I’ve written about getting rid of Google before, and that was before the whole NSA/PRISM shitstorm. I’m sure people today find even more reasons to get Google out of their lives.

I wasn’t just doing nothing all this time either. Since the last post, the following has happened:

  • My contacts are synced with my own CardDAV server instead of to Google, so Google won’t get their hands on my friends’, colleagues’ and family’s personal data through me anymore.
  • My calendar goes to my own CalDAV server, so Google no longer knows what I’m doing when, where and with whom.
  • DuckDuckGo has improved so much as a search engine that I don’t feel like I’m missing something by not searching on Google anymore.

One problem still remains: I use an Android device, so you never know what else Google might be collecting through there. I’m watching Jolla and Sailfish as well as Firefox OS to see if and when there is some way to get a truly independent mobile device. That is the only piece of the puzzle still missing, and Google Play is the only way Google still gets at my stuff.

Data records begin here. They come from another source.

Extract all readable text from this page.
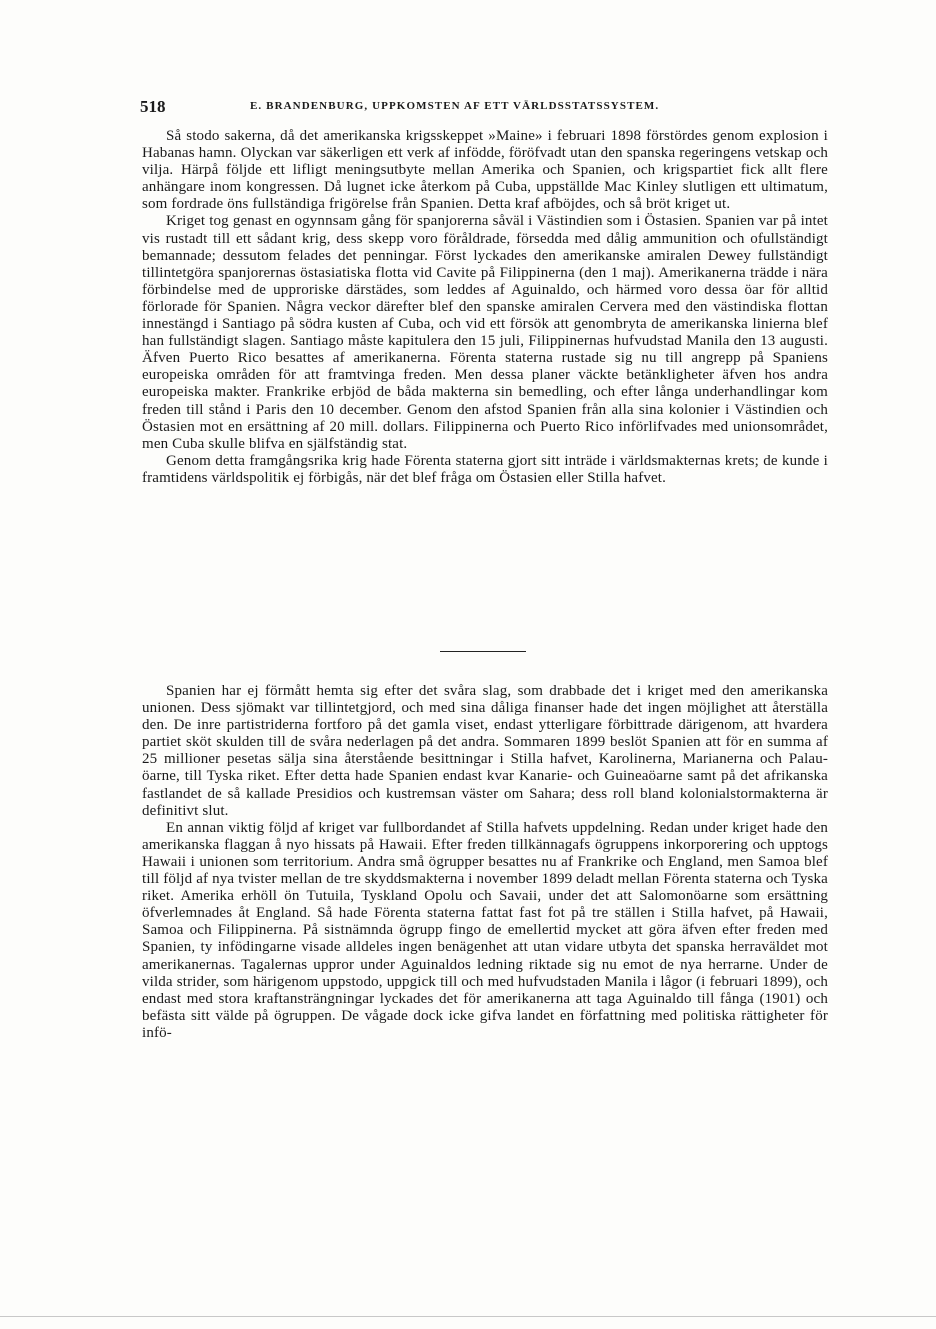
518	E. BRANDENBURG, UPPKOMSTEN AF ETT VÄRLDSSTATSSYSTEM.

Så stodo sakerna, då det amerikanska krigsskeppet »Maine» i februari 1898 förstördes genom explosion i Habanas hamn. Olyckan var säkerligen ett verk af infödde, föröfvadt utan den spanska regeringens vetskap och vilja. Härpå följde ett lifligt meningsutbyte mellan Amerika och Spanien, och krigspartiet fick allt flere anhängare inom kongressen. Då lugnet icke återkom på Cuba, uppställde Mac Kinley slutligen ett ultimatum, som fordrade öns fullständiga frigörelse från Spanien. Detta kraf afböjdes, och så bröt kriget ut.

Kriget tog genast en ogynnsam gång för spanjorerna såväl i Västindien som i Östasien. Spanien var på intet vis rustadt till ett sådant krig, dess skepp voro föråldrade, försedda med dålig ammunition och ofullständigt bemannade; dessutom felades det penningar. Först lyckades den amerikanske amiralen Dewey fullständigt tillintetgöra spanjorernas östasiatiska flotta vid Cavite på Filippinerna (den 1 maj). Amerikanerna trädde i nära förbindelse med de upproriske därstädes, som leddes af Aguinaldo, och härmed voro dessa öar för alltid förlorade för Spanien. Några veckor därefter blef den spanske amiralen Cervera med den västindiska flottan innestängd i Santiago på södra kusten af Cuba, och vid ett försök att genombryta de amerikanska linierna blef han fullständigt slagen. Santiago måste kapitulera den 15 juli, Filippinernas hufvudstad Manila den 13 augusti. Äfven Puerto Rico besattes af amerikanerna. Förenta staterna rustade sig nu till angrepp på Spaniens europeiska områden för att framtvinga freden. Men dessa planer väckte betänkligheter äfven hos andra europeiska makter. Frankrike erbjöd de båda makterna sin bemedling, och efter långa underhandlingar kom freden till stånd i Paris den 10 december. Genom den afstod Spanien från alla sina kolonier i Västindien och Östasien mot en ersättning af 20 mill. dollars. Filippinerna och Puerto Rico införlifvades med unionsområdet, men Cuba skulle blifva en själfständig stat.

Genom detta framgångsrika krig hade Förenta staterna gjort sitt inträde i världsmakternas krets; de kunde i framtidens världspolitik ej förbigås, när det blef fråga om Östasien eller Stilla hafvet.

Spanien har ej förmått hemta sig efter det svåra slag, som drabbade det i kriget med den amerikanska unionen. Dess sjömakt var tillintetgjord, och med sina dåliga finanser hade det ingen möjlighet att återställa den. De inre partistriderna fortforo på det gamla viset, endast ytterligare förbittrade därigenom, att hvardera partiet sköt skulden till de svåra nederlagen på det andra. Sommaren 1899 beslöt Spanien att för en summa af 25 millioner pesetas sälja sina återstående besittningar i Stilla hafvet, Karolinerna, Marianerna och Palau-öarne, till Tyska riket. Efter detta hade Spanien endast kvar Kanarie- och Guineaöarne samt på det afrikanska fastlandet de så kallade Presidios och kustremsan väster om Sahara; dess roll bland kolonialstormakterna är definitivt slut.

En annan viktig följd af kriget var fullbordandet af Stilla hafvets uppdelning. Redan under kriget hade den amerikanska flaggan å nyo hissats på Hawaii. Efter freden tillkännagafs ögruppens inkorporering och upptogs Hawaii i unionen som territorium. Andra små ögrupper besattes nu af Frankrike och England, men Samoa blef till följd af nya tvister mellan de tre skyddsmakterna i november 1899 deladt mellan Förenta staterna och Tyska riket. Amerika erhöll ön Tutuila, Tyskland Opolu och Savaii, under det att Salomonöarne som ersättning öfverlemnades åt England. Så hade Förenta staterna fattat fast fot på tre ställen i Stilla hafvet, på Hawaii, Samoa och Filippinerna. På sistnämnda ögrupp fingo de emellertid mycket att göra äfven efter freden med Spanien, ty infödingarne visade alldeles ingen benägenhet att utan vidare utbyta det spanska herraväldet mot amerikanernas. Tagalernas uppror under Aguinaldos ledning riktade sig nu emot de nya herrarne. Under de vilda strider, som härigenom uppstodo, uppgick till och med hufvudstaden Manila i lågor (i februari 1899), och endast med stora kraftansträngningar lyckades det för amerikanerna att taga Aguinaldo till fånga (1901) och befästa sitt välde på ögruppen. De vågade dock icke gifva landet en författning med politiska rättigheter för infö-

I have installed the Amazon Appstore and SAM next to Google Play, but the former is just swapping out one evil for another while the latter sometimes doesn’t have the app I’m looking for.

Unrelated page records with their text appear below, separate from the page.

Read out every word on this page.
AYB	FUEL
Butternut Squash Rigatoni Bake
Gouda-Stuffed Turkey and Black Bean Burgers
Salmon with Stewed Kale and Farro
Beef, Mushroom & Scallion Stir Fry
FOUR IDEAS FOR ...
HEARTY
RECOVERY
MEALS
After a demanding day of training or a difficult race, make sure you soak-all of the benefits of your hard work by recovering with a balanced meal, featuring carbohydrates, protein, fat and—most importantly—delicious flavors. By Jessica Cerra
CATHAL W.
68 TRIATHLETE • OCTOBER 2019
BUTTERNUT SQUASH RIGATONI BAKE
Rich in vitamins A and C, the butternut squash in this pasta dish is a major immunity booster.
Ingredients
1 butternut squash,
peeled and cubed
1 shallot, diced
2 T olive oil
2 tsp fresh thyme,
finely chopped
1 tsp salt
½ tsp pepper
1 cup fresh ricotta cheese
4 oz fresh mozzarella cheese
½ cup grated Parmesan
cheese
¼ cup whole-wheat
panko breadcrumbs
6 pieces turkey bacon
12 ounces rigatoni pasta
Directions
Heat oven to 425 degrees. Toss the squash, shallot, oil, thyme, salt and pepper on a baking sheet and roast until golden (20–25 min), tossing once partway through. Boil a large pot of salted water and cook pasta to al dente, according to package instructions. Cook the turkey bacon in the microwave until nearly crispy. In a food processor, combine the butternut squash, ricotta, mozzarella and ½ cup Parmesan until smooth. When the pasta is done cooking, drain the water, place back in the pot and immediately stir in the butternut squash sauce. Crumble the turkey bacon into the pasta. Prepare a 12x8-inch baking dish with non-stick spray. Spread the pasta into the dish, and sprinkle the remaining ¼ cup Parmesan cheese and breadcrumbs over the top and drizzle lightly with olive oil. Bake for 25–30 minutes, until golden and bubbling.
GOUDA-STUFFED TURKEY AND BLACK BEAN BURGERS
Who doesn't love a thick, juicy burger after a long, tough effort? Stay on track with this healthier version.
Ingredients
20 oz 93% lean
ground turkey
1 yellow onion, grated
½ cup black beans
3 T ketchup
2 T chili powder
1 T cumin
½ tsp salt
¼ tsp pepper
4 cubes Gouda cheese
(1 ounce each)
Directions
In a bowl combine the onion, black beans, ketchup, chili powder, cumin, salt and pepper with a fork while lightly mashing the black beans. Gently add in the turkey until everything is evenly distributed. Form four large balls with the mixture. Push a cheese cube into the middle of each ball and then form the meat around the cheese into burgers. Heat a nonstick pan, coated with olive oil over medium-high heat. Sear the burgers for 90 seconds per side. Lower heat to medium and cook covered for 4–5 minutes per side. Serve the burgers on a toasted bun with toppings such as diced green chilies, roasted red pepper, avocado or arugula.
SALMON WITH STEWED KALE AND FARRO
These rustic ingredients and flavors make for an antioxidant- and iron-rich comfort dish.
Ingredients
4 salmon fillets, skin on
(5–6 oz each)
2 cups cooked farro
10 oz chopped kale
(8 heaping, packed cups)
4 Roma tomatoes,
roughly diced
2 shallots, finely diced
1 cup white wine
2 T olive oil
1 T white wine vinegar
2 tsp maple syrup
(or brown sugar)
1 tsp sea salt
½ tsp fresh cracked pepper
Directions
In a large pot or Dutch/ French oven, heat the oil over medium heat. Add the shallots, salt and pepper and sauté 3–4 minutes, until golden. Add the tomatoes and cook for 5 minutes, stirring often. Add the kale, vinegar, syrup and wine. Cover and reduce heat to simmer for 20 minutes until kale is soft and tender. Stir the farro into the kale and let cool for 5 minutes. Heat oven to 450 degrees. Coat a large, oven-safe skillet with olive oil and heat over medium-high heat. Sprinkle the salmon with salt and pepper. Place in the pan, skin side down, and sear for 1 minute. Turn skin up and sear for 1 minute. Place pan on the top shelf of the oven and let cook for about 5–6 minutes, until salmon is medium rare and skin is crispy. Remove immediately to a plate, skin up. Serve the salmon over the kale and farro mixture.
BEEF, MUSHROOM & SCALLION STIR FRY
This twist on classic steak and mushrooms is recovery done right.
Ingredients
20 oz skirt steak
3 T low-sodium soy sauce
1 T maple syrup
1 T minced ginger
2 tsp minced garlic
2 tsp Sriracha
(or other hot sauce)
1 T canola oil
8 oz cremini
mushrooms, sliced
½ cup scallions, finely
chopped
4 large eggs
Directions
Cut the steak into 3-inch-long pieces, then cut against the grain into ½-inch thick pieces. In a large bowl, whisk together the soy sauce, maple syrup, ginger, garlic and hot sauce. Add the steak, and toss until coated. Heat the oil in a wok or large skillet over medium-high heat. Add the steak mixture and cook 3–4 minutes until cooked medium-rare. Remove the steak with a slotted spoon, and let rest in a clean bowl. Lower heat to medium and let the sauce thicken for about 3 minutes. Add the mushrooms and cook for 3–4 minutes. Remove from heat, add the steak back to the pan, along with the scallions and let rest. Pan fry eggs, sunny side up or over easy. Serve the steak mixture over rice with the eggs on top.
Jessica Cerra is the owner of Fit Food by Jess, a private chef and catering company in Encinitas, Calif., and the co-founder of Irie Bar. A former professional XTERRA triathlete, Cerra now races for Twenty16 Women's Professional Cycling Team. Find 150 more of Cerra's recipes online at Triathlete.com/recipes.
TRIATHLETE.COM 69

But it already feels much better to be the master of my own data again. I don’t know how Google entranced all of us nerds in the first place. Sure, Gmail was a much sexier email system than any of us had ever seen, back then. But nowadays, with decent Free Software alternatives and Google turning more and more into a closed social network and advertisement agency like Facebook, hosting our stuff ourselves seems like a hot idea again.

Also: decentralization. It’s one of the cornerstones of this whole Internet thing. Why should we give that up and entrust very few, very large companies with our data in a centralized fashion instead of creating a robust, decentralized system?